Palomarin Beach is at the south end of Point Reyes, between Bolinas Point and Wildcat Beach. This trail is a strenuous walk down the cliff. The beach is good for tidepooling at minus tides.
Sculptured Beach is located two miles south of Limantour Beach. Winter rains feed two creeks which stream across the sand into the ocean creating a wet barrier for beach walkers wishing to keep their feet dry. Once at Sculptured Beach, look for its namesake rocks lying on the shoreline. The sculptured rocks are exposed at low tide, along with the organisms that cling to them, creating an exciting area to go tidepooling.
Point Reyes Beach
Point Reyes Beach—also known as the Great Beach or Ten-mile Beach—is an incredible expanse of over 17 kilometers (11 miles) of undeveloped ocean beach visitors are welcome to explore. If you are looking for the drama of heavy surf this is the place to be. Drive-up access is located at the North Beach or South Beach parking lots. Dogs are allowed on a 1.8-meter (6-foot) leash on this beach. Dogs are not permitted north of the North Beach entrance as this area is protected habitat for the endangered snowy plover. And during the winter when elephant seals are present, both people and dogs are not permitted too far south of the South Beach access. Please be very cautious near the water as sneaker waves have been known to drag unwitting victims out to sea.

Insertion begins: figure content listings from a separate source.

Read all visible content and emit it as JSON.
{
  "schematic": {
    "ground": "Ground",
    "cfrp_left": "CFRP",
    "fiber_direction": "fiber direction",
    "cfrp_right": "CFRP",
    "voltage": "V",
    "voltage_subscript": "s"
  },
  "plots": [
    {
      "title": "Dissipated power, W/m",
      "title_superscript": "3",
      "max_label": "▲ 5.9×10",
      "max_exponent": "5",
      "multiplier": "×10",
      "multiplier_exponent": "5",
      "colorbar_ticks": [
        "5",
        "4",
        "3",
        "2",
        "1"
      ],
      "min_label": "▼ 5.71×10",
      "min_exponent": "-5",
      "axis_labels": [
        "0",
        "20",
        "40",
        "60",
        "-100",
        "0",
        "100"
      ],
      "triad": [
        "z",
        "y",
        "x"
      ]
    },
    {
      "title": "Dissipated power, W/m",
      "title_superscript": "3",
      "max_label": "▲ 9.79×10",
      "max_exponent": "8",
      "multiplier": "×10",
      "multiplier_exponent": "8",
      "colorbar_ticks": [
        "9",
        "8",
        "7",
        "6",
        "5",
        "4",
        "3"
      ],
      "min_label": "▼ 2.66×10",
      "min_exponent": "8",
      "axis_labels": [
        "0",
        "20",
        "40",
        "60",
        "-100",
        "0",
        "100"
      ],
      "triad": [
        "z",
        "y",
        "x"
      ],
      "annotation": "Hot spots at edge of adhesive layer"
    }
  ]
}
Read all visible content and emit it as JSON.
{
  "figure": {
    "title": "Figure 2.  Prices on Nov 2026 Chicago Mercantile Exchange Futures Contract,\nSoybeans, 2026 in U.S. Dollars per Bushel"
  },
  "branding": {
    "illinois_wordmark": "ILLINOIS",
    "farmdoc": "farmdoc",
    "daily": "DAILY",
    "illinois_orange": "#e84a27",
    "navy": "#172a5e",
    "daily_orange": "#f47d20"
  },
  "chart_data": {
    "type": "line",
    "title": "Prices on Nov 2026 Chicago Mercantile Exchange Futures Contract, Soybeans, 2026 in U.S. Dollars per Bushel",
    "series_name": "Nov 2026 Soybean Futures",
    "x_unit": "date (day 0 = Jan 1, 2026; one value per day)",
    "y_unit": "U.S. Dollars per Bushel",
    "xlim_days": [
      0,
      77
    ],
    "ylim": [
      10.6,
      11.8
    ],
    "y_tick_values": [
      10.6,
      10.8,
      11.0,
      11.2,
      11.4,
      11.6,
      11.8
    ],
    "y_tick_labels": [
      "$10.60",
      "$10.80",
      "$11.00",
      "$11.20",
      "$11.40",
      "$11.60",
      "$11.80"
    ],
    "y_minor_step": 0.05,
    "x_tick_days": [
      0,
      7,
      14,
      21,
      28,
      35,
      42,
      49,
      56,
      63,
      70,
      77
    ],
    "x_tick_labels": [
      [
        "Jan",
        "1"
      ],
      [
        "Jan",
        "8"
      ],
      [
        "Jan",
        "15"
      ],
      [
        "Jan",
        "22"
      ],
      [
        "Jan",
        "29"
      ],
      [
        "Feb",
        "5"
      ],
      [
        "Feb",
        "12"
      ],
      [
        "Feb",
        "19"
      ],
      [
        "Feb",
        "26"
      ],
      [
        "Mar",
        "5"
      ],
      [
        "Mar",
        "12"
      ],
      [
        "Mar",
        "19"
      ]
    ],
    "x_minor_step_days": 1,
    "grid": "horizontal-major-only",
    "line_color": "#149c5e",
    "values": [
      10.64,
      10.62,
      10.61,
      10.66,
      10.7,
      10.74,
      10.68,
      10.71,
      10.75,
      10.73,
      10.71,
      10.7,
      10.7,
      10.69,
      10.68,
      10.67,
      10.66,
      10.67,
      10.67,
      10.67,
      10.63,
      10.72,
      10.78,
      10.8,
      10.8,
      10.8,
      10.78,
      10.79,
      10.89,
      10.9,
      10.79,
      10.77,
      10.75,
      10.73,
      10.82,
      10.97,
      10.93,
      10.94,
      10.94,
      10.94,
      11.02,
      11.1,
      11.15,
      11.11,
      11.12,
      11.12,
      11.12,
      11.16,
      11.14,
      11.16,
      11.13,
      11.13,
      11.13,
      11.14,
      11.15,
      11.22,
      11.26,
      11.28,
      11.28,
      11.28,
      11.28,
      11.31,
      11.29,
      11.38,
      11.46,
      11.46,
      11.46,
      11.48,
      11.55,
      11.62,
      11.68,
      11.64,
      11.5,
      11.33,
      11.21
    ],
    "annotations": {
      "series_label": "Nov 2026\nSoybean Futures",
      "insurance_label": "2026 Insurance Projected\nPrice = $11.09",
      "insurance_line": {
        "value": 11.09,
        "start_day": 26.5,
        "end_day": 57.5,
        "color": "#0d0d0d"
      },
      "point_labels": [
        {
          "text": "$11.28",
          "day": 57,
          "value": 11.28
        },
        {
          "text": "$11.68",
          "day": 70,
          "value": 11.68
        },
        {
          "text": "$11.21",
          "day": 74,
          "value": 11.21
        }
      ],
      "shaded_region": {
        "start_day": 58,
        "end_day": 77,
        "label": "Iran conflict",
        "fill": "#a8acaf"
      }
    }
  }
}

Wildcat Beach is a 4-kilometer-long (2.5-mile) beach deep within the Phillip Burton Wilderness in the southern part of the national seashore. The only safe location to access Wildcat Beach is at Wildcat Campground, which is at least 8.8 kilometers (5.5 miles) from the nearest trailhead. The shortest route to Wildcat Campground is along the Coast Trail from the Palomarin Trailhead in the southern part of Point Reyes National Seashore near Bolinas. Visitors may also ride their bicycles 10.7 kilometers (6.7 miles) from Five Brooks along the Stewart Trail to get to Wildcat Campground. A mile south of Wildcat Campground is Alamere Falls.